O site da campanha, entretanto, redireciona para uma cartilha produzida pelo Ministério do Turismo publicada ainda em 2016. A cartilha explica conceitos como identidade de gênero, orientação sexual e LGBTfobia para profissionais do turismo no país. Também veicula um vídeo publicitário, um programete de rádio e peças gráficas. "Essas peças estão sendo distribuídas em uma rede de pontos parceiros estratégicos, como as secretarias estaduais", explica o Ministério dos Direitos Humanos.
Edney Souza, professor de marketing digital da ESPM (Escola Superior de Propaganda e Marketing) afirma que, no ambiente online, é possível falar diretamente com o público interessado naquele conteúdo. Portanto, não basta saber qual o valor investido em qualquer campanha --que na internet pode ser menor que em mídias tradicionais--, mas entender como esse valor foi gasto. Pode ter sido com mais ou menos inteligência, gerando assim mais ou menos alcance da mensagem.
“No offline, a audiência é proporcional ao investimento. No digital, nem tanto. Mesmo um investimento baixo pode ter um impacto muito grande. Quando as pessoas compartilham uma propaganda, por exemplo, exposição do conteúdo aumenta de forma gratuita e orgânica”, exemplifica o professor.
Portanto, continua, essa transformação no cenário de mídia cria passos a mais na questão da transparência: como o valor foi investido e qual o impacto que ele teve entre o público. “A repercussão entre os fãs de um youtuber pode ser gigantesca ou não, dependendo se eles gostarem do conteúdo. Isso já é medido pelas empresas, quando divulgam suas marcas, e seria interessante a divulgação de relatórios semelhantes sobre campanhas do governo”, diz.
Conselho LGBT teve sete encontros no ano
Em nota, o ministério também afirmou gastar R$ 225 mil em diárias e passagens para integrantes do Conselho Nacional de Combate à Discriminação contra o Público LGBT.
Segundo a pasta, "propiciam a disseminação da pauta, por meio da participação e apoio a eventos vinculados à temática, e resultam no fortalecimento da articulação de políticas com os demais entes estatais".
No ano fiscal de 2017, entretanto, a reportagem não encontrou no Portal da Transparência o pagamento de diárias no nome de grande parte dos membros do colegiado. O único nome que aparece como beneficiário de repasses do Ministério dos Direitos Humanos é o de Luma Nogueira de Andrade, no valor total de R$ 3.413,60.

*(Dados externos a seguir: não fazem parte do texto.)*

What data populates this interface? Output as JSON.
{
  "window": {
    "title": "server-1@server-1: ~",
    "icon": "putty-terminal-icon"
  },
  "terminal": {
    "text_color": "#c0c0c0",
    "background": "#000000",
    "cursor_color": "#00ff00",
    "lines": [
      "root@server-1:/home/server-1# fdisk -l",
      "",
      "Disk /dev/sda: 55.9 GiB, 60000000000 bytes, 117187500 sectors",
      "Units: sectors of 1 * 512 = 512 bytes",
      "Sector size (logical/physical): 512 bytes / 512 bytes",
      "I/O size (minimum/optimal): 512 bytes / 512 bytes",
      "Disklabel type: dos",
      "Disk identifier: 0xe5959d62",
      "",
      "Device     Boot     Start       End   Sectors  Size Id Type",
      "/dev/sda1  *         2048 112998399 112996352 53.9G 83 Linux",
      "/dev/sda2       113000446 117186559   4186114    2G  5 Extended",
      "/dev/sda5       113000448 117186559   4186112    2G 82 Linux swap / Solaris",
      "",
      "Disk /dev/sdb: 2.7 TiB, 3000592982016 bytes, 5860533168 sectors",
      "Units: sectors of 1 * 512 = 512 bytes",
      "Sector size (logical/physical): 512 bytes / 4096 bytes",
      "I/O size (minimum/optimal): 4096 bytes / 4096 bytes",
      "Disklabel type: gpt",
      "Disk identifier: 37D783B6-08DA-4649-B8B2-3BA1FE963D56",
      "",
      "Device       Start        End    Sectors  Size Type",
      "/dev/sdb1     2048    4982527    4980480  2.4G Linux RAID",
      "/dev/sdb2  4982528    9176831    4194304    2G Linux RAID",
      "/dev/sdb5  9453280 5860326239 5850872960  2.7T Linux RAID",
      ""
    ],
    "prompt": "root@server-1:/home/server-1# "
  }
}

Questionado, o Ministério dos Direitos Humanos informou que a última reunião do conselho foi no último dia 29 de agosto, mas que o lançamento dos repasses em diárias e passagens no Portal da Transparência não é de sua competência. Neste ano, o Conselho LGBT se encontrou em quatro reuniões ordinárias e três extraordinárias.
A pasta diz ainda, por meio de assessoria, que o Disque 100, de denúncia de violações aos direitos humanos, também contempla políticas voltadas à população LGBT num custo anual total de R$ 22 milhões. Mas essa iniciativa inclui também atendimento a comunidades tradicionais, quilombolas, indígenas, idosos, crianças e adolescentes.
Afirma que foram gastos R$ 109 mil para a confecção dos relatórios de enfrentamento à violência LGBT e na produção de subsídios para construção do Pacto Nacional de Enfrentamento à LGBTfobia.
O último relatório em questão foi publicado em fevereiro de 2016, ainda na gestão Dilma, com dados referentes a 2013. No Siga Brasil e no Portal da Transparência, esse valor, se foi de fato gasto em 2017, não é especificado.
"Além dos valores das políticas descritas acima, foram destinados à Coordenação-Geral de Promoção dos Direitos de Lésbicas, Gays, Bissexuais, Travestis e Transexuais R$ 700 mil em emendas parlamentares, ainda em processo de liberação", diz ainda o ministério em nota.
Ao assumir a Presidência, em 2016, Temer reduziu a importância da Secretaria de Direitos Humanos. Sem status de ministério, a pasta foi incorporada ao Ministério da Justiça, perdeu autonomia orçamentária e foi alvo de cortes. Neste ano, contudo, Temer recriou o ministério, que tem à frente a jurista Luislinda Valois (PSDB).